His journey had taken him halfway across the country. Before joining the White Sox this past offseason, Middleton pitched for the Angels, Seattle Mariners and Arizona Diamondbacks.

Middleton grew up in Milwaukie, Ore., which had very few African-Americans, but he found camaraderie with a student organization called Students of African and African-American Heritage Association that met monthly.

“So you just felt different,” Middleton said. “And then you grow up. There were 20-25 of us. Nobody really sees your perspective on the court or on the field. People say racist stuff to you and you’ve just got to take it on the chin because nobody around you even really knows what that feels like.”

Growing up with a white family, he noticed they would get “weird looks” from others who were likely wondering how they were connected. Adopted by his dad when he was 8, Middleton always has known he was different, but his family never treated him as if he were.
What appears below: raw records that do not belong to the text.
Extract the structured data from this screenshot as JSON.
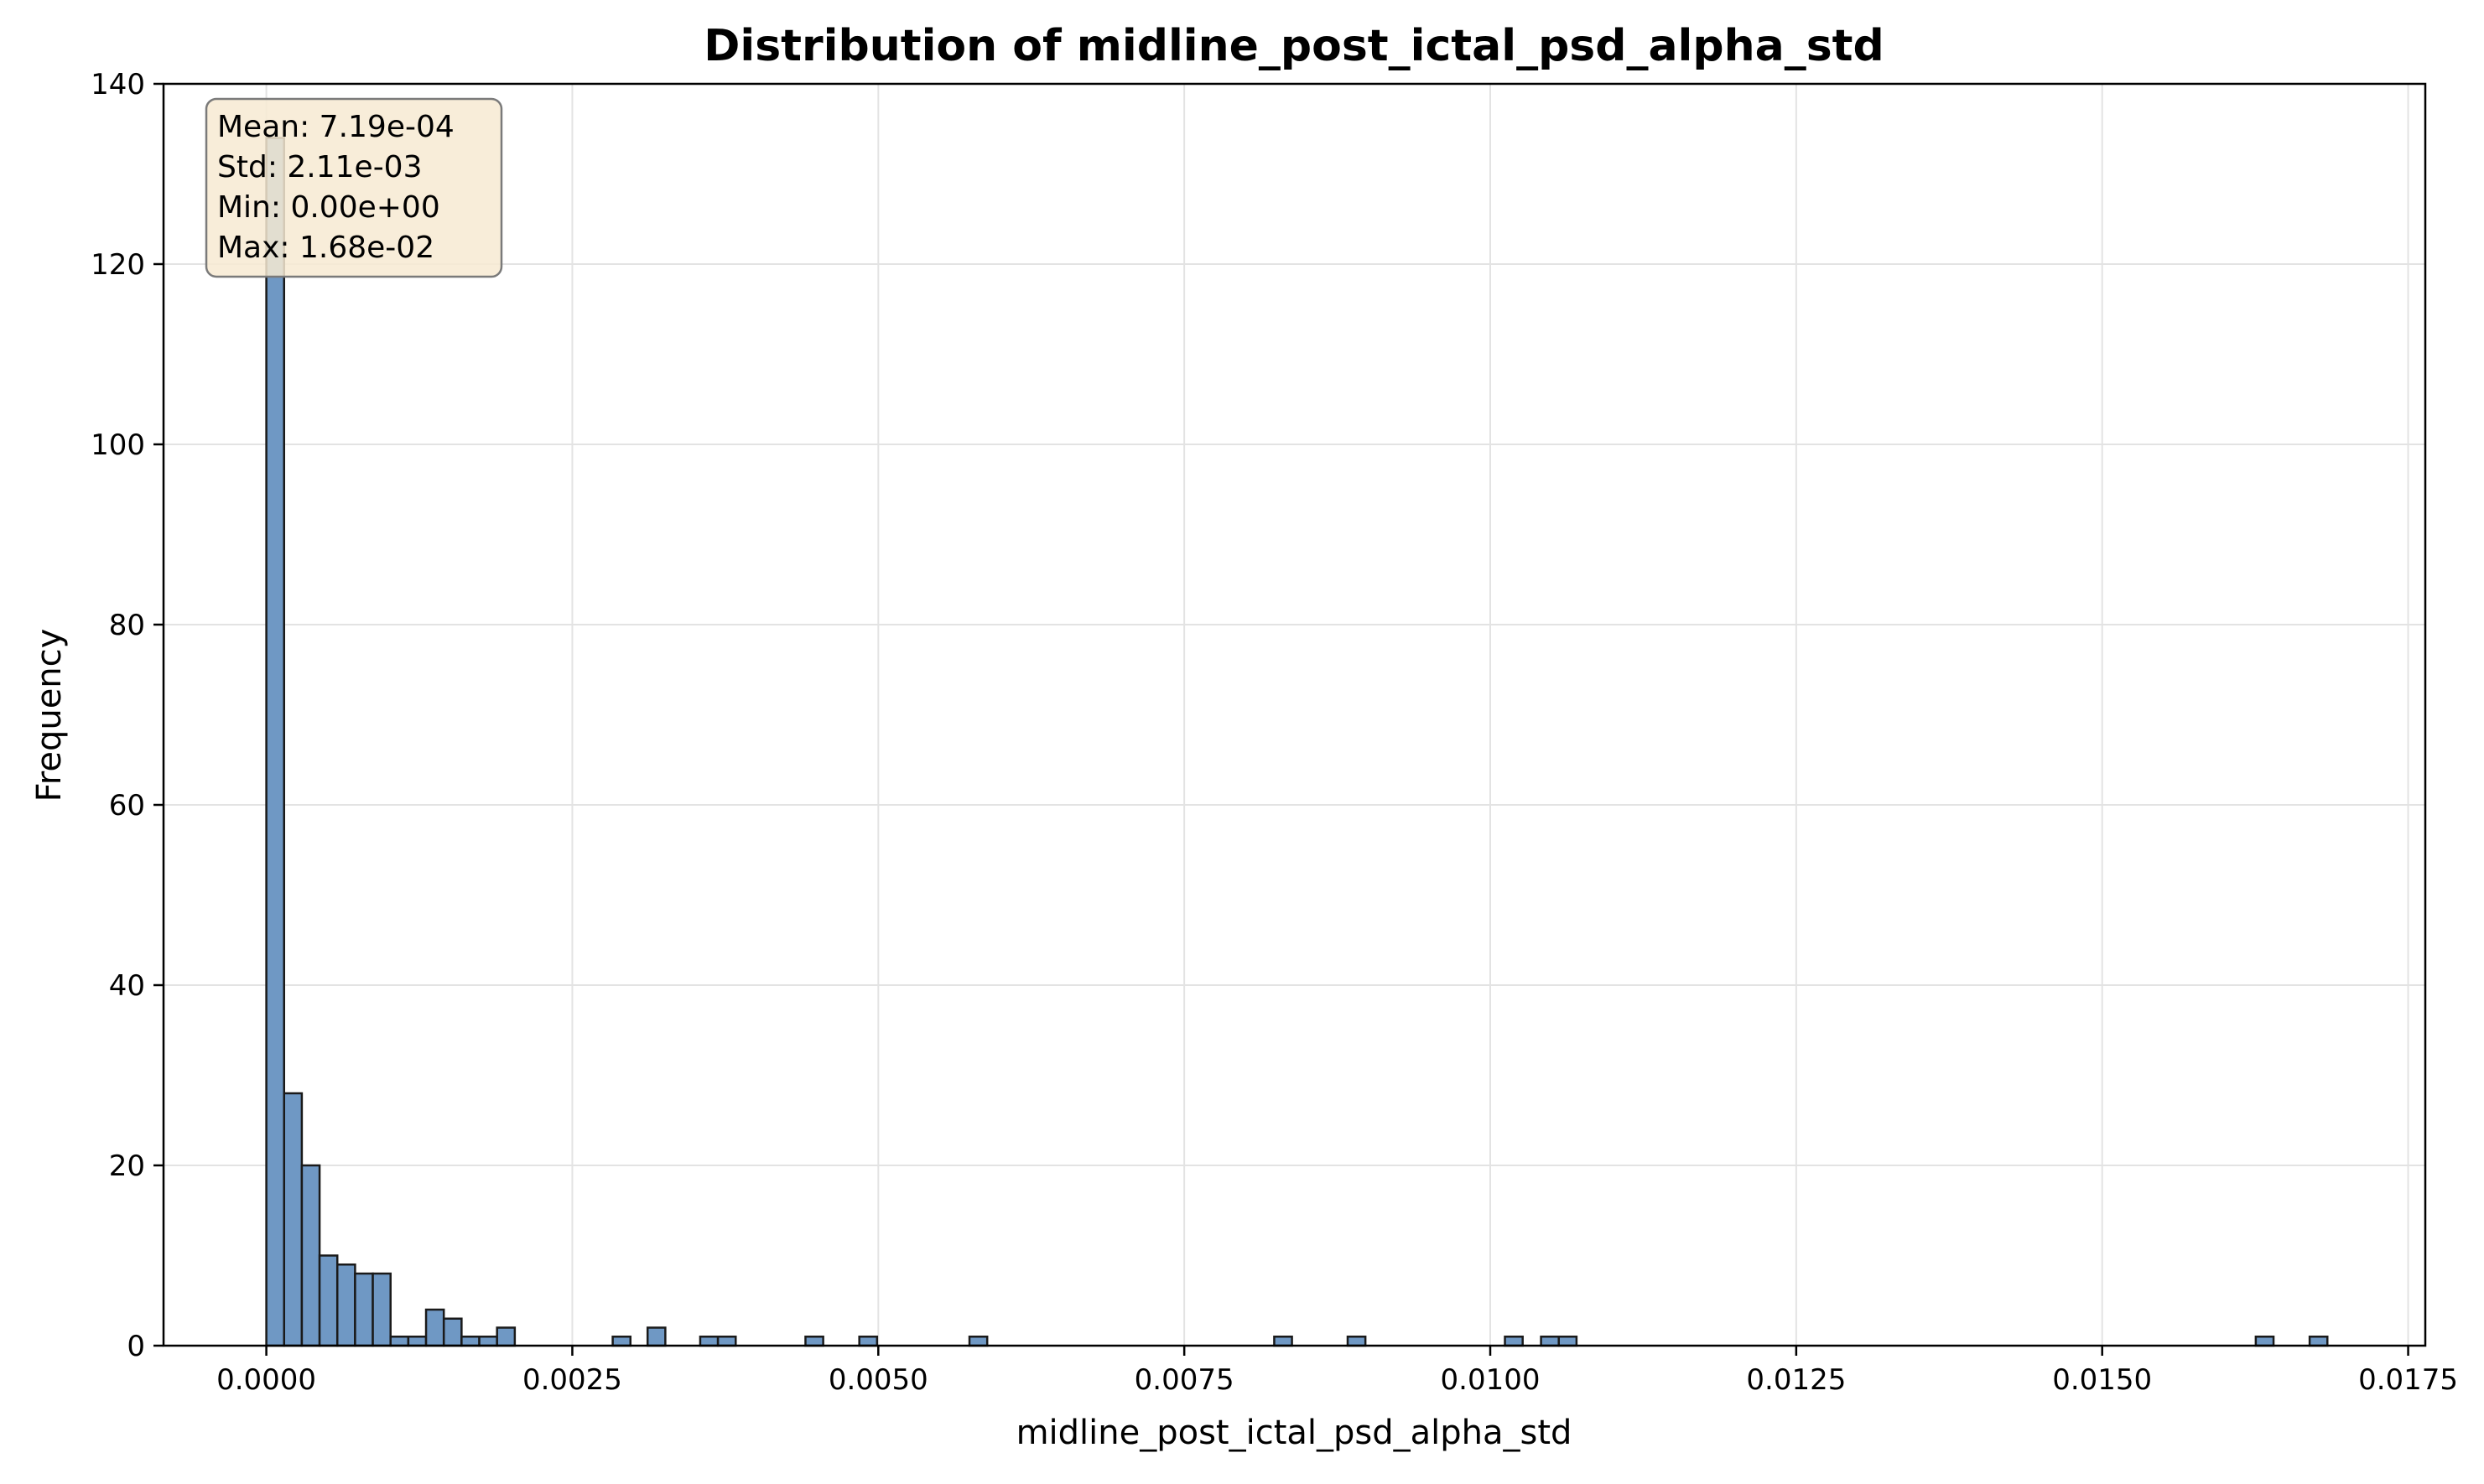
{
  "chart_data": {
    "type": "bar",
    "subtype": "histogram",
    "title": "Distribution of midline_post_ictal_psd_alpha_std",
    "xlabel": "midline_post_ictal_psd_alpha_std",
    "ylabel": "Frequency",
    "xlim": [
      -0.00084,
      0.01764
    ],
    "ylim": [
      0,
      140
    ],
    "grid": true,
    "bin_width": 0.000145,
    "x_ticks": [
      0.0,
      0.0025,
      0.005,
      0.0075,
      0.01,
      0.0125,
      0.015,
      0.0175
    ],
    "x_tick_labels": [
      "0.0000",
      "0.0025",
      "0.0050",
      "0.0075",
      "0.0100",
      "0.0125",
      "0.0150",
      "0.0175"
    ],
    "y_ticks": [
      0,
      20,
      40,
      60,
      80,
      100,
      120,
      140
    ],
    "y_tick_labels": [
      "0",
      "20",
      "40",
      "60",
      "80",
      "100",
      "120",
      "140"
    ],
    "bins": [
      {
        "x": 0.0,
        "count": 134
      },
      {
        "x": 0.000145,
        "count": 28
      },
      {
        "x": 0.00029,
        "count": 20
      },
      {
        "x": 0.000435,
        "count": 10
      },
      {
        "x": 0.00058,
        "count": 9
      },
      {
        "x": 0.000725,
        "count": 8
      },
      {
        "x": 0.00087,
        "count": 8
      },
      {
        "x": 0.001015,
        "count": 1
      },
      {
        "x": 0.00116,
        "count": 1
      },
      {
        "x": 0.001305,
        "count": 4
      },
      {
        "x": 0.00145,
        "count": 3
      },
      {
        "x": 0.001595,
        "count": 1
      },
      {
        "x": 0.00174,
        "count": 1
      },
      {
        "x": 0.001885,
        "count": 2
      },
      {
        "x": 0.00283,
        "count": 1
      },
      {
        "x": 0.003115,
        "count": 2
      },
      {
        "x": 0.003545,
        "count": 1
      },
      {
        "x": 0.00369,
        "count": 1
      },
      {
        "x": 0.004405,
        "count": 1
      },
      {
        "x": 0.004845,
        "count": 1
      },
      {
        "x": 0.005745,
        "count": 1
      },
      {
        "x": 0.008235,
        "count": 1
      },
      {
        "x": 0.008835,
        "count": 1
      },
      {
        "x": 0.01012,
        "count": 1
      },
      {
        "x": 0.010415,
        "count": 1
      },
      {
        "x": 0.01056,
        "count": 1
      },
      {
        "x": 0.016255,
        "count": 1
      },
      {
        "x": 0.016695,
        "count": 1
      }
    ],
    "bar_color": "#6f98c4",
    "bar_edge_color": "#1a1a1a",
    "stats_box": {
      "lines": [
        "Mean: 7.19e-04",
        "Std: 2.11e-03",
        "Min: 0.00e+00",
        "Max: 1.68e-02"
      ],
      "background": "#f7ead2",
      "border": "#7a7a7a"
    }
  }
}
“It took me a long time to not listen to people and the comments they make about the difference in colors between us, but I always knew it never mattered,” said Jeff Middleton, Keynan’s dad. “He was my son. That was all that mattered.”

The elder Middleton would tell his son to be himself and ignore the comments, but he also recognized the difficulty in teaching that.
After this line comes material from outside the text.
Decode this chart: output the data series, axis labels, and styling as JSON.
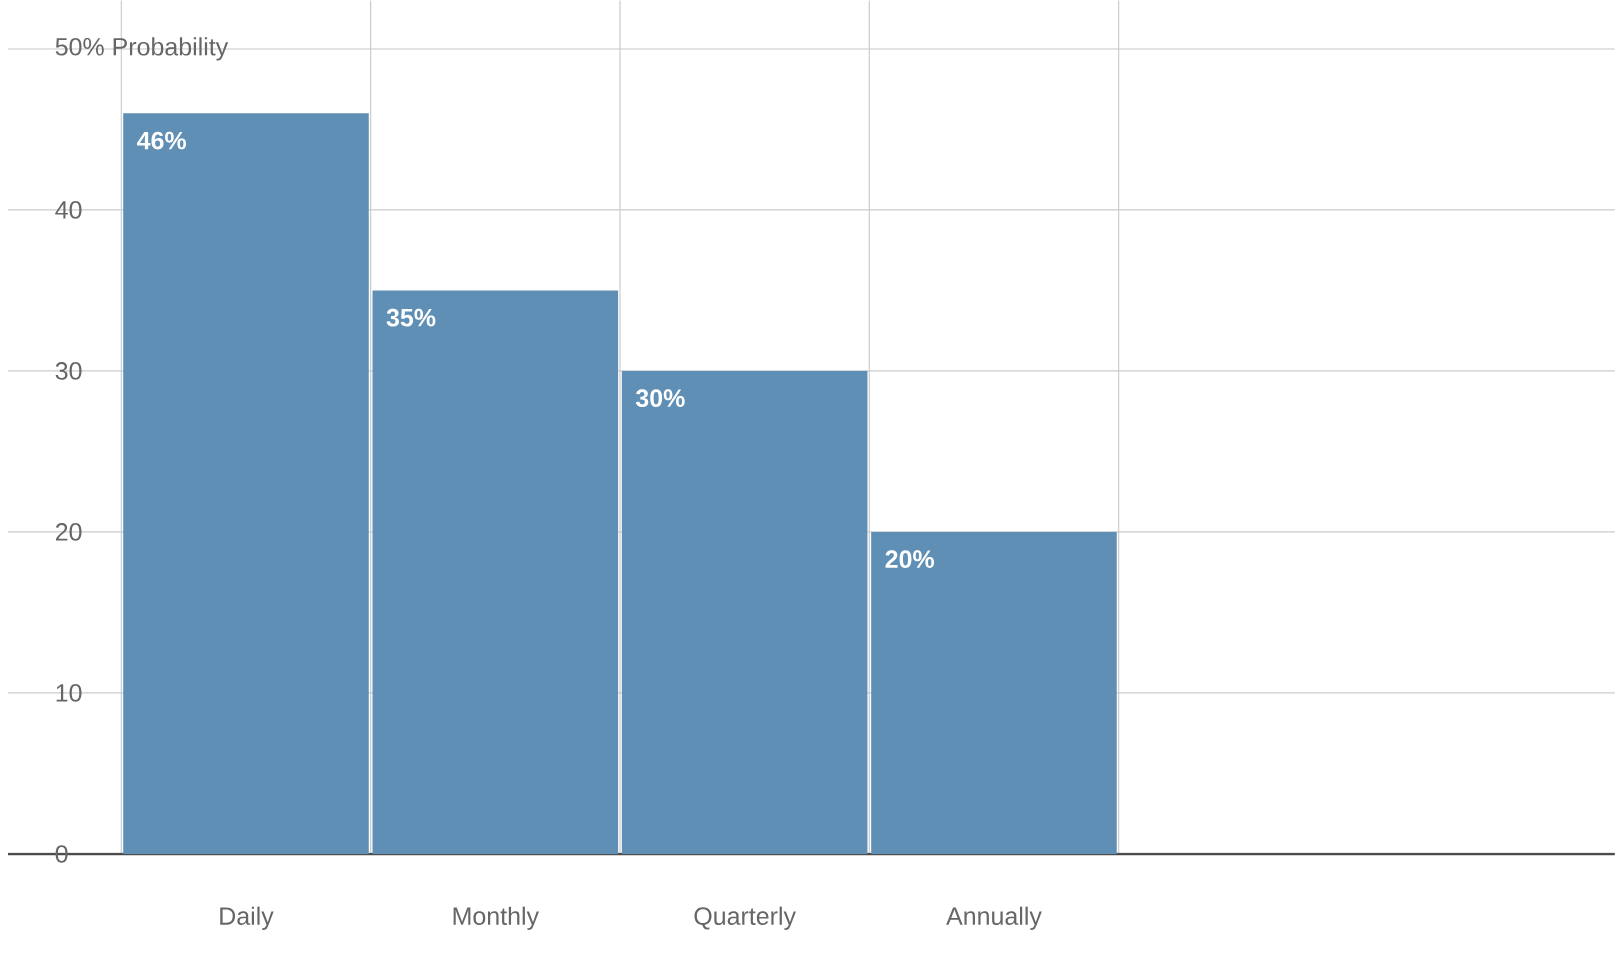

“It’s not easy to teach kids how to walk away when someone is treating you badly, but he was always the kid that wants to get along with everyone,” Jeff Middleton said. “He always knew we can’t always control how people treat you, but you can control how you choose to treat them.”
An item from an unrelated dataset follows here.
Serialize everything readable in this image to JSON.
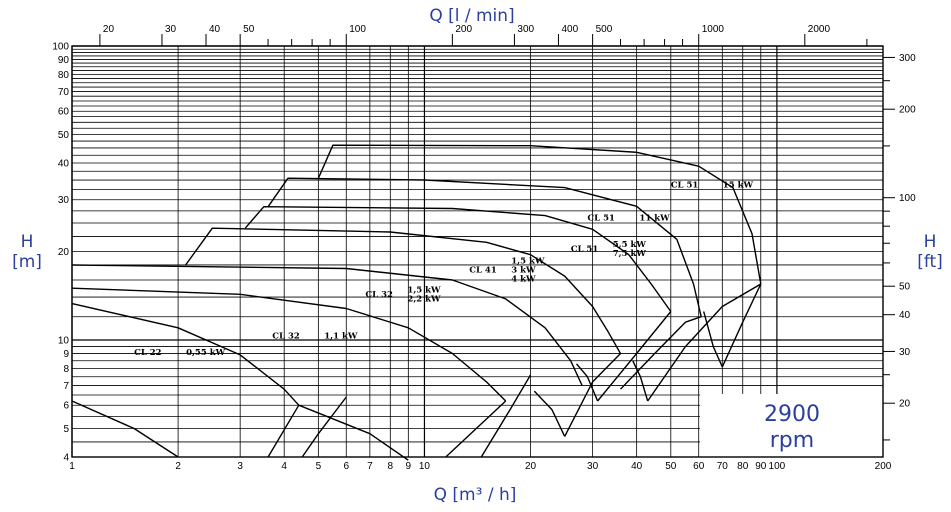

Middleton’s dad got him into T-ball as a toddler, but he never dreamed of being a professional baseball player. In fact, Middleton said he loved basketball more than anything and initially attended college to play the sport. In his final year at Lane Community College in Eugene, Ore., he walked on to the baseball team as a pitcher, and the Angels drafted him two months later. He made his MLB debut on May 5, 2017.

As his baseball career progressed, Middleton still felt that familiar feeling of being different creeping in. He found favorites in former players such as Satchel Paige and Dontrelle Willis because they “looked like me and they pitched.” It’s because of them and Jackie Robinson that he feels it’s important for him to use his place in baseball for more.

“There’s ways to get kids out, but a lot of it being they don’t see a lot of Black players out here,” Middleton said. “When I was growing up, I just gravitated toward the guys that look like me on the field. The more of us they get to play, the more kids will be drawn to this game.”

When Middleton was a free agent last winter, it became increasingly important for him to sign somewhere he felt comfortable. With the Sox, he has reunited with pitching coach Ethan Katz — his first pitching coach in the Angels organization — and he also had previous relationships with pitchers Mike Clevinger and Kendall Graveman.

He said there’s chemistry with the team and he no longer feels so alone. He’s not the only Black person on the team. “Having people here that know me is nice,” he said.

Through Monday, Middleton had appeared in nine games with a 3.86 ERA and 13 strikeouts in seven innings. After his April 12 outing against the Minnesota Twins, manager Pedro Grifol said Middleton’s early success wasn’t a surprise.

“He had really good presence, was confident,” Grifol said. “He’s done this before. He’s been really good, so it’s a matter of him getting an opportunity and he was pretty damn good. Glad he’s here.”

Middleton wants to help kids who might not feel there is a place for them in baseball, letting them know he knows how they feel. He believes the best way to do that is to get out in the community and make his presence known, and he supports organizations such as The Players Alliance.

“What do I want people to learn from me?” he asked, looking off into the distance once again. “You can’t change people. But you can change the way people look at each other, I guess. I’m saying that you can give people hope. That’s the best way I can put it.”